If you see any of these emotional and personality changes in your child, particularly in conjunction with the physical symptoms already discussed, it is likely because your son or daughter is abusing drugs or alcohol. Both depression and aggression are signs of addiction, and one of the best ways to deal with this emotional fallout is to address the underlying issue: addiction itself. Just as addiction is out of their control, much of this emotional backlash is as well.
Sign #3: A Social Change in Your Child
While addicts tend to be secretive about their drug or alcohol abuse, addiction is difficult to hide completely. If your son or daughter is abusing drugs or alcohol, you will likely see a change in their behavior along with the physical and emotional changes described above.
Some of the behavioral signs of alcohol or drug abuse, as outlined by the National Council on Alcoholism and Drug Dependence, include:
- Skipping class, lower grades, or getting in trouble at university
- A marked loss of interest in social activities, hobbies, exercise, or sports
- Decreased motivation to go out
- Complaints of unusual behavior from friends, classmates, and co-workers
- Clashes with family values and beliefs
- A sudden change in friendships, relationships, and chosen hobbies
- Isolated, withdrawn, or sullen behavior
- Secretive and suspicious behavior around friends and family
- Sudden requests for money from family members (or even stealing)

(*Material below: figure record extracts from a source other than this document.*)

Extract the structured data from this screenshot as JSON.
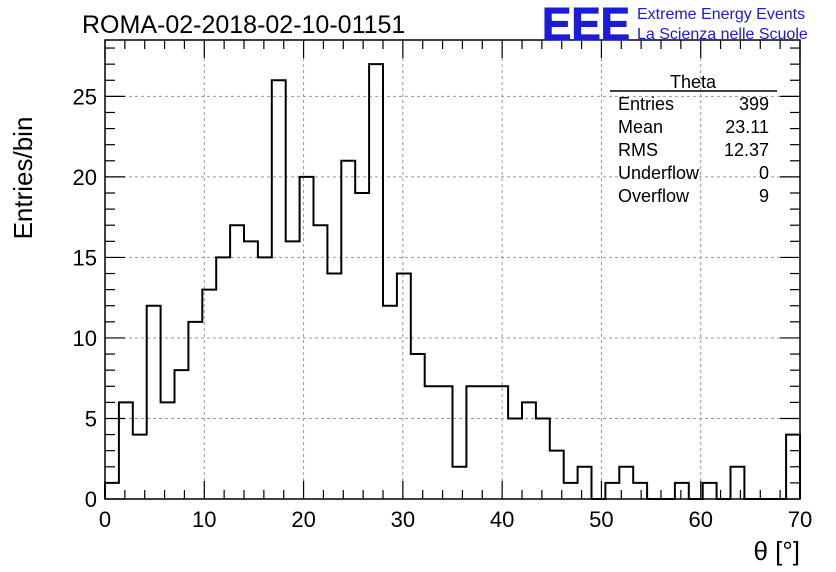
{
  "chart_data": {
    "type": "bar",
    "title": "ROMA-02-2018-02-10-01151",
    "xlabel": "θ [°]",
    "ylabel": "Entries/bin",
    "xlim": [
      0,
      70
    ],
    "ylim": [
      0,
      28.5
    ],
    "bin_width": 1.4,
    "grid": true,
    "x_ticks": [
      0,
      10,
      20,
      30,
      40,
      50,
      60,
      70
    ],
    "y_ticks": [
      0,
      5,
      10,
      15,
      20,
      25
    ],
    "values": [
      1,
      6,
      4,
      12,
      6,
      8,
      11,
      13,
      15,
      17,
      16,
      15,
      26,
      16,
      20,
      17,
      14,
      21,
      19,
      27,
      12,
      14,
      9,
      7,
      7,
      2,
      7,
      7,
      7,
      5,
      6,
      5,
      3,
      1,
      2,
      0,
      1,
      2,
      1,
      0,
      0,
      1,
      0,
      1,
      0,
      2,
      0,
      0,
      0,
      4
    ],
    "series_color": "#000000",
    "grid_color": "#999999"
  },
  "stats_box": {
    "title": "Theta",
    "rows": [
      {
        "label": "Entries",
        "value": "399"
      },
      {
        "label": "Mean",
        "value": "23.11"
      },
      {
        "label": "RMS",
        "value": "12.37"
      },
      {
        "label": "Underflow",
        "value": "0"
      },
      {
        "label": "Overflow",
        "value": "9"
      }
    ]
  },
  "logo": {
    "text": "EEE",
    "line1": "Extreme Energy Events",
    "line2": "La Scienza nelle Scuole",
    "color": "#1b1bd9"
  }
}
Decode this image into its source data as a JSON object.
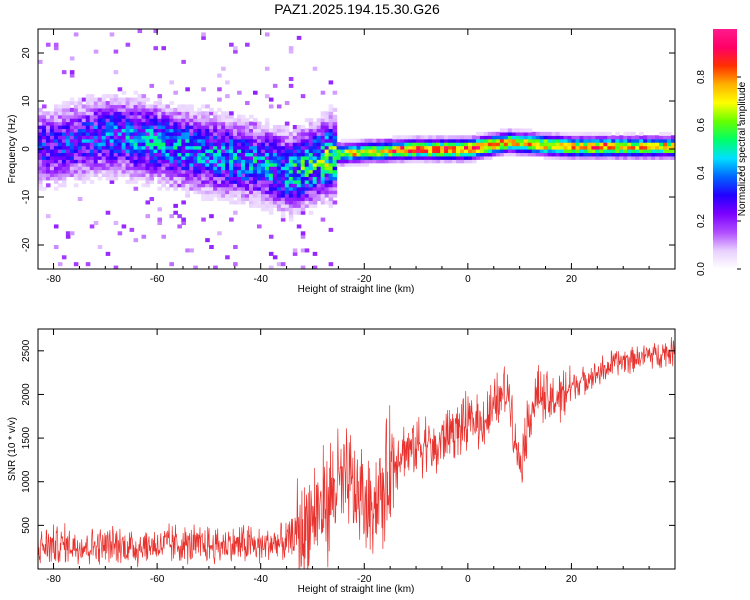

- Obsession with drug or alcohol paraphernalia
- Drinking increasing amounts of alcohol in a social setting
Addiction hits the hardest when it begins to affect relationships, as it is sure to if the drug or alcohol abuse goes unchecked. If you see these signs and find that your son or daughter is abusing drugs or alcohol, do not take it personally. They will need all of the social support and love that they can get. But now that you have identified the problem, what can you do about? Perhaps more importantly, what can’tyou do about it? We are here to help answer those questions.
What to Do if Your Child is Abusing Drugs or Alcohol
If you are not sure whether or not your child is actually addicted to drugs or alcohol, given the signs discussed above, you can take this quiz to help determine if your family member is addicted. Be sure to understand both the nature of addiction and the major physical, emotional, and social effects it can have on your child before you take a next step. Part of this is accepting that addiction is a mental disorder, and it is neither your fault nor your child’s fault. That said, we believe that the recovery process involves the entire family support system, and can help both you and your child receive the needed care.
“It takes a lot of courage to seek help for a child with a possible drug problem because there is a lot of hard work ahead for both of you, and it interrupts academic, personal, and possibly athletic milestones. However, treatment works, although it may take time and patience.”
~ National Institute on Drug Abuse
If you suspect that your college-aged or young adult child may be addicted to drugs or be suffering from alcoholism, one of the best things you can do is to let them know that you care and that you are there for them. Before doing so, take some time to learn about the difference between helping and enabling. Understanding the difference is not always something that comes naturally to people, and taking time to learn about an appropriate response to addiction and alcoholism will make any steps you take much more healthy for both yourself and your child.